Major animatedly refers to the children experiencing the Jester Park Natural Playscape in Northwest Polk County. The Playscape has won multiple awards as one of the first-in-the-nation efforts to reintroduce children (and their families) to the great outdoors. It attracts kids and adults of all stripes far and wide. Major conceived of the ground-shaping idea and brought it to life with the help of RDG Planning and Design and a number of public and private partners.
The Jester Park Natural Playscape remains an active place! Photo: Mike Bell
What is a natural playscape? Major is clear. “It’s a place where kids play unstructured, unsigned, and where they’re not told what to do. It is free, creative play in a natural setting, not in a classroom or on manufactured equipment.”
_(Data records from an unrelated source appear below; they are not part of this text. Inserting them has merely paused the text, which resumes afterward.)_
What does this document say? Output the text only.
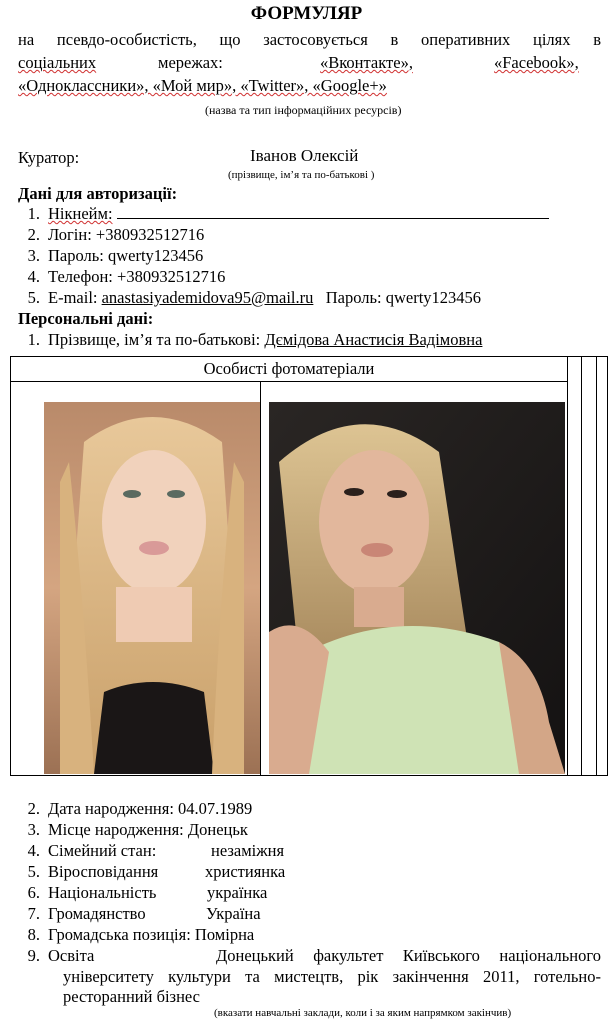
ФОРМУЛЯР
на псевдо-особистість, що застосовується в оперативних цілях в
соціальних	мережах:	«Вконтакте»,	«Facebook»,
«Одноклассники», «Мой мир», «Twitter», «Google+»
(назва та тип інформаційних ресурсів)
Куратор:	Іванов Олексій
(прізвище, ім’я та по-батькові )
Дані для авторизації:
1. Нікнейм:
2. Логін: +380932512716
3. Пароль: qwerty123456
4. Телефон: +380932512716
5. E-mail: anastasiyademidova95@mail.ru Пароль: qwerty123456
Персональні дані:
1. Прізвище, ім’я та по-батькові: Дємідова Анастисія Вадімовна
Особисті фотоматеріали
2. Дата народження: 04.07.1989
3. Місце народження: Донецьк
4. Сімейний стан:	незаміжня
5. Віросповідання	християнка
6. Національність	українка
7. Громадянство	Україна
8. Громадська позиція: Помірна
9. Освіта	Донецький факультет Київського національного
університету культури та мистецтв, рік закінчення 2011, готельно-
ресторанний бізнес
(вказати навчальні заклади, коли і за яким напрямком закінчив)
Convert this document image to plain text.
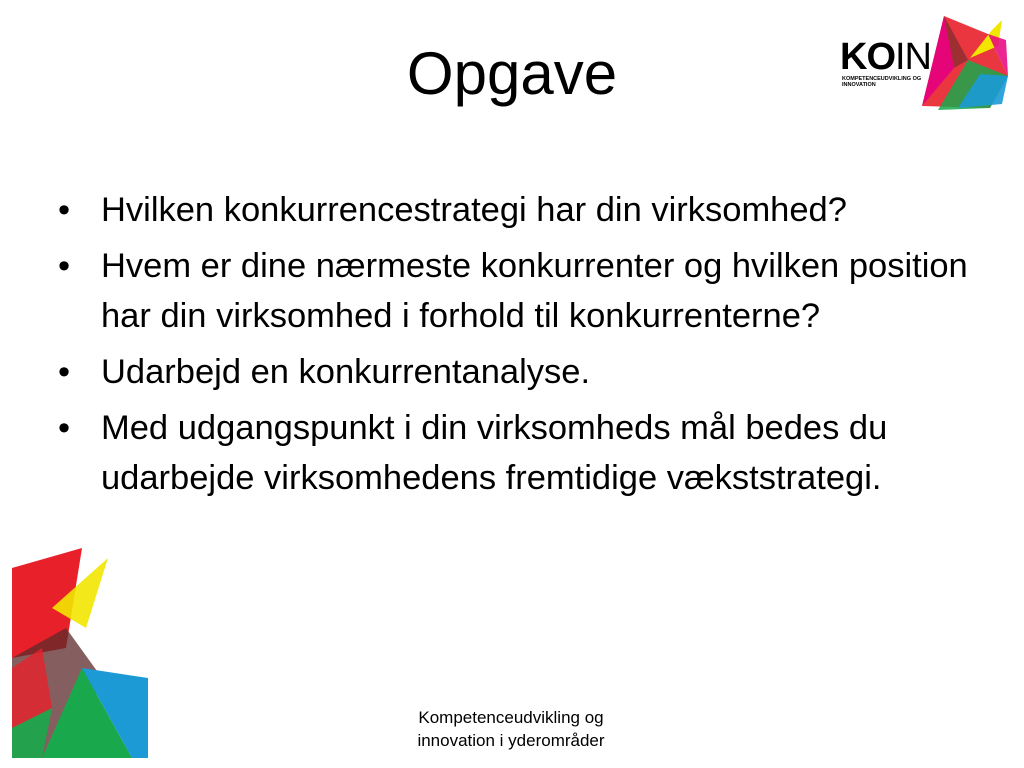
Opgave	KOIN
KOMPETENCEUDVIKLING OG INNOVATION
• Hvilken konkurrencestrategi har din virksomhed?
• Hvem er dine nærmeste konkurrenter og hvilken position har din virksomhed i forhold til konkurrenterne?
• Udarbejd en konkurrentanalyse.
• Med udgangspunkt i din virksomheds mål bedes du udarbejde virksomhedens fremtidige vækststrategi.
Kompetenceudvikling og
innovation i yderområder
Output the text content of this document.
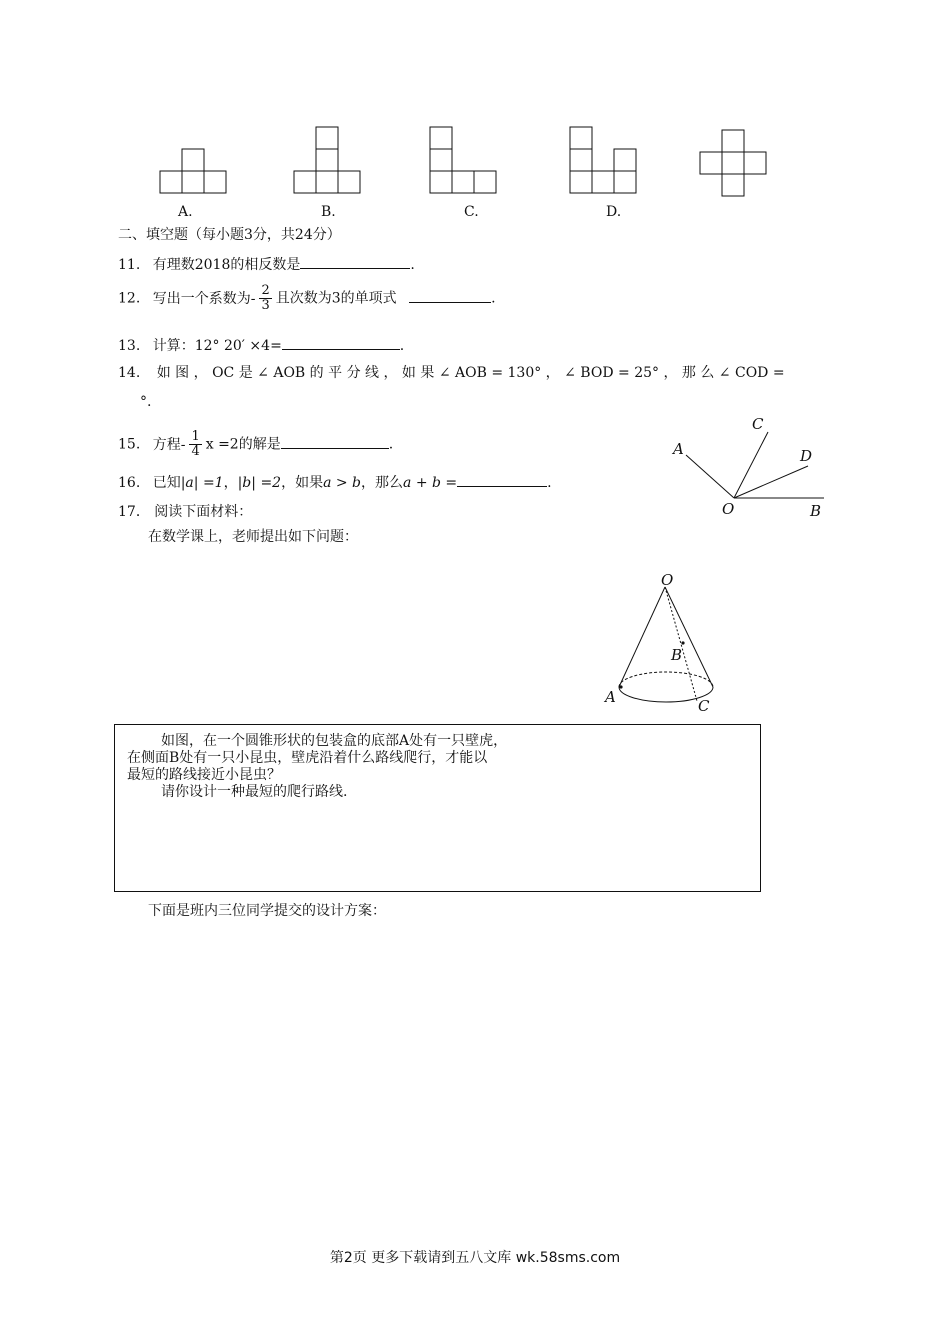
A.	B.	C.	D.
二、填空题（每小题3分，共24分）
11. 有理数2018的相反数是	.
12. 写出一个系数为- $\frac{2}{3}$ 且次数为3的单项式	.
13. 计算：12° 20′ ×4=	.
14. 如 图 ， OC 是 ∠ AOB 的 平 分 线 ， 如 果 ∠ AOB = 130° ， ∠ BOD = 25° ， 那 么 ∠ COD =
°.
15. 方程- $\frac{1}{4}$ x =2的解是	.
16. 已知|a| =1，|b| =2，如果a > b，那么a + b =	.
17． 阅读下面材料：
在数学课上，老师提出如下问题：
A
C
D
O	B
O
B
A	C
如图，在一个圆锥形状的包装盒的底部A处有一只壁虎，
在侧面B处有一只小昆虫，壁虎沿着什么路线爬行，才能以
最短的路线接近小昆虫？
请你设计一种最短的爬行路线.
下面是班内三位同学提交的设计方案：
第2页 更多下载请到五八文库 wk.58sms.com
Why would such a space matter?
The public is losing touch with the great outdoors. Children on-average enjoy a mere 4-7 minutes of unstructured time outdoors each day. At the same time, the American Academy of Pediatrics says 60 minutes of such play is “essential to children’s physical and mental health.”
No surprise, the costs of sedentary living are on the rise. In past years, the Iowa Department of Public Health has estimated nearly $1 Billion in annual health costs due to sedentary lifestyles. That obesity has catapulted as a health issue in this country is no secret and according to the U.S. Surgeon General:
“Physical activity . . . is essential for health at any weight.”
Child development benefits abound in the outdoors. Stephen Kellerton’s 2005 work Nature and Childhood Development summarizes the broad links: “Nature is important to children’s development in every major way – intellectually, emotionally, socially, spiritually, and physically.”
Nature needs advocates. Advocates rarely surface in the abstract. Their voices are strongest when rooted in beloved places. When play in the outdoors declines, those loving protectors may lose numbers and impact as well. According to researchers Pergams and Zaradic:
“The greatest threat to conservation . . . may be more subtle than bulldozers and chainsaws . . . direct experience with nature is the most highly cited influence on environmental attitude and conservation activism.”
PCCB Director Dennis Parker addresses the large crowd at last week’s Bison-Elk Plaza grand opening. Photo: Mike Bell
Enter Natural Playscapes – a transition back to the great outdoors. Natural playscapes allow free play in a stimulating earth-focused context– reaping many of the benefits of children unleashed in the great outdoors. But here, the situation has a bit more control and security for parents.
Major says the natural playscape’s strength is in its ever-dynamic experience that comes for free. “We don’t pay for the dragonfly larvae. I don’t pay for the butterfly to cross here and land on the milkweed so the kids can chase it. I just watched a kid herding a beetle for twenty minutes. That’s the way creative minds are nurtured.”
Don’t feed the animals, but feel free to pet the art! – part of the Bison-Elk Plaza at Jester Park. Photo: Mike Bell
That this playscape will ultimately transition families back to the great outdoors seems likely to Major. And that may be the natural playscape’s ultimate gift to its users – the gateway back to the way folks used to play, where real nature lives. And in the end, Major speaks to the value of the natural playscape quite simply:
“This is the way kids should be playing. This is the way everybody should be playing.”
Pat Boddy, Mike Bell, and Scott Crawford of RDG Planning and Design are all key contributors to the Jester Park Natural Playscape. In collaboration with the PCCB, the team designed the Playscape to be sustainable in all senses – socially, economically, and environmentally. Pat Boddy has also been working as part of the consulting team for The Tomorrow Plan since the project’s kick-off and was director of Polk County Conservation when the Natural Playscape concept was developed.